LAT setup involves the full app submission process plus tester management. Here are the primary steps from the LAT workflow:

1. Create your app listing in the Developer Console if you haven't already.

2. Navigate to Live App Testing and click Create a new Live App Test.

DevTest

3. Upload your app build APK file and complete the required metadata fields.

4. Add IAP items, submitting with the "Submit to Test" (not "Submit to Test and Live") option. These test IAP items get a "TEST" label and are only available during LAT.

5. Add testers, either individually or via CSV upload.

6. Submit your test. Your testers will receive email invitations and push notifications when ready.

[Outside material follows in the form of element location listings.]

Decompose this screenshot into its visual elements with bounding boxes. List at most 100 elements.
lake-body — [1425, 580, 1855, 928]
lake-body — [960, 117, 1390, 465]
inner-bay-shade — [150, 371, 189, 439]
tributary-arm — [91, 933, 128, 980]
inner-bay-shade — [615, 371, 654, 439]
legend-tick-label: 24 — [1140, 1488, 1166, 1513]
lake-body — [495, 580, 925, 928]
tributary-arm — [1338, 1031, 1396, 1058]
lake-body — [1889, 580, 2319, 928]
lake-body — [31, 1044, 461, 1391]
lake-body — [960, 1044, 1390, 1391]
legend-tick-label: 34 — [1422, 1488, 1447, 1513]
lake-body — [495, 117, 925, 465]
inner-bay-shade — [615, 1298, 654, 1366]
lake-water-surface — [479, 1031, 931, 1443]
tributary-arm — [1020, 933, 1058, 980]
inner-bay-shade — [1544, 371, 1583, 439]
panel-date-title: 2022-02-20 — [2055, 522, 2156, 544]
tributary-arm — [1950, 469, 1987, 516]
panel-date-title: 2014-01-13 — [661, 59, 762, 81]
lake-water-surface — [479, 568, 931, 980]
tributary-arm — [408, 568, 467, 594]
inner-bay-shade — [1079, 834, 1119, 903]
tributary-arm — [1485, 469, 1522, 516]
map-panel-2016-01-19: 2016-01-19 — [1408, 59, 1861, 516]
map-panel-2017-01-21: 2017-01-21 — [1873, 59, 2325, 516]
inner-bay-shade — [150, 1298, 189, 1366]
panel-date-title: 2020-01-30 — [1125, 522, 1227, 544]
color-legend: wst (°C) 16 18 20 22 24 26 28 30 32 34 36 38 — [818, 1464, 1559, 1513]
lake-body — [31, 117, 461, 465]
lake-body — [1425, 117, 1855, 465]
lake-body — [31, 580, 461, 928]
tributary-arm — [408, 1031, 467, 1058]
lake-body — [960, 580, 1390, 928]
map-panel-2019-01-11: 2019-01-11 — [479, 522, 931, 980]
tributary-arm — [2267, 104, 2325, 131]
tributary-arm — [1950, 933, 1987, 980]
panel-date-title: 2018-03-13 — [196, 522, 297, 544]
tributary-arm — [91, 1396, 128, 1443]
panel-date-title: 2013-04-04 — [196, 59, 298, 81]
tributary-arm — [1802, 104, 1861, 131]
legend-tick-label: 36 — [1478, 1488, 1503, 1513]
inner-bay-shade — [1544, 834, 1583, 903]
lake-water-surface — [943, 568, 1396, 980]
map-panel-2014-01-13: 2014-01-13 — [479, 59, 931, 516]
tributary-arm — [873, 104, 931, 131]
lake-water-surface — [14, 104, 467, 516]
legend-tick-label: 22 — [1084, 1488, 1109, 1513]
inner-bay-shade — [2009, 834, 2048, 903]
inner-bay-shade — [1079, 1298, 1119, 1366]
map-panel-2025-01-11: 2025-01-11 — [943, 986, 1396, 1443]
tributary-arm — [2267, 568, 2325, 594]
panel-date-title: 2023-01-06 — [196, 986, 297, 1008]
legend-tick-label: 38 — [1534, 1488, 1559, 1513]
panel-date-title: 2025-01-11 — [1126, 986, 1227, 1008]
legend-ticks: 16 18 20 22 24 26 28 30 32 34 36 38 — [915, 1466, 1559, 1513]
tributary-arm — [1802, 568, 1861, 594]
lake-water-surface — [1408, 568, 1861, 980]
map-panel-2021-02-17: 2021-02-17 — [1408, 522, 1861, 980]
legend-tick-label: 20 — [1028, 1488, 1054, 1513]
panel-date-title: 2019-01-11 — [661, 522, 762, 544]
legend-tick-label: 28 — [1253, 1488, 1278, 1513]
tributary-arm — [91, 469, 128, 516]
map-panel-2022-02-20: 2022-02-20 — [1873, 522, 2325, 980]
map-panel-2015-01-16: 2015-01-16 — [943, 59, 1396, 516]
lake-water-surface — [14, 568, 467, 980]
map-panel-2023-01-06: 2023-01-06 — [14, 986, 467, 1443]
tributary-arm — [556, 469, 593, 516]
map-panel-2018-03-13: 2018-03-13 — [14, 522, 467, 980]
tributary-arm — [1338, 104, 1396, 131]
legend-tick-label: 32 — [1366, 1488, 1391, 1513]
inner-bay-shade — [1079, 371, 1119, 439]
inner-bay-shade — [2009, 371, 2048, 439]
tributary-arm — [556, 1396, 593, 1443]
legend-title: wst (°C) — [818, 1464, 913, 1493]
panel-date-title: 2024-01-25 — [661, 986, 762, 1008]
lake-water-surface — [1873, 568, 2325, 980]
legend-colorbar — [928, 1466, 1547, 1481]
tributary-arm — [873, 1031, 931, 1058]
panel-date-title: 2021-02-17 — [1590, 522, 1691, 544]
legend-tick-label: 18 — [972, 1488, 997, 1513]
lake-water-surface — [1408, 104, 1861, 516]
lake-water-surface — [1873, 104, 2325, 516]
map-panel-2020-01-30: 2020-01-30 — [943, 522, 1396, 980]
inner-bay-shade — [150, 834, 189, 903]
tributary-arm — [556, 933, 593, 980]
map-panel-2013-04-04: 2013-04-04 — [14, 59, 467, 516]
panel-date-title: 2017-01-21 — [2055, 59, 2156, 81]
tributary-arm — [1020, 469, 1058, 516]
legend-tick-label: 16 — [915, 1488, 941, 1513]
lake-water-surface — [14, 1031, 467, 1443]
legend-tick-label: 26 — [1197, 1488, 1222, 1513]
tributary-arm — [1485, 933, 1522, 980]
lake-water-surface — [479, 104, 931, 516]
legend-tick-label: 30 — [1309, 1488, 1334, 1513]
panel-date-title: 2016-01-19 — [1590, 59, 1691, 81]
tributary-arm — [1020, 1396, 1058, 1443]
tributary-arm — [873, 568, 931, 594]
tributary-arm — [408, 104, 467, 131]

7. Monitor and collect feedback through the LAT dashboard as testers use your app.
 

What to test with LAT

Focus on real-world scenarios that only emerge with actual users:

  • User experience flows: How users discover and purchase IAP items, and whether purchase confirmations make sense to first-time users.
  • Real usage edge cases: Users switching devices mid-purchase, backgrounding apps during transactions, or poor network connectivity during checkout
  • Performance under realistic conditions: Multiple concurrent users and varying device performance that stress-test your implementation

Since LAT uses production Amazon services with real user accounts, you get the most authentic testing environment possible while still maintaining control over who can access your app. When testing is complete, you can promote your test IAP items to live status for your actual release.

Putting It All Together

Each tool has its place. The most effective approach follows a simple progression:

App Tester ⇒ DevTest for IAP⇒ LAT
 

This catches issues early when they're cheap to fix while building confidence as you move toward production.

  •  Start with App Tester during initial development to validate your basic implementation.
  • Move to DevTest once your code is solid, but you need to test against real Amazon services.
  •  Use LAT when you're confident in your technical implementation but need real-world validation before release.

Keep comprehensive logging throughout all three test flows. Each testing tool gives you different feedback. Sometimes, correlating logs will help you identify patterns that might not be obvious from any single testing approach.

Your users expect IAP functionality that just works. When you've got the right approach to testing, that's exactly what you'll deliver.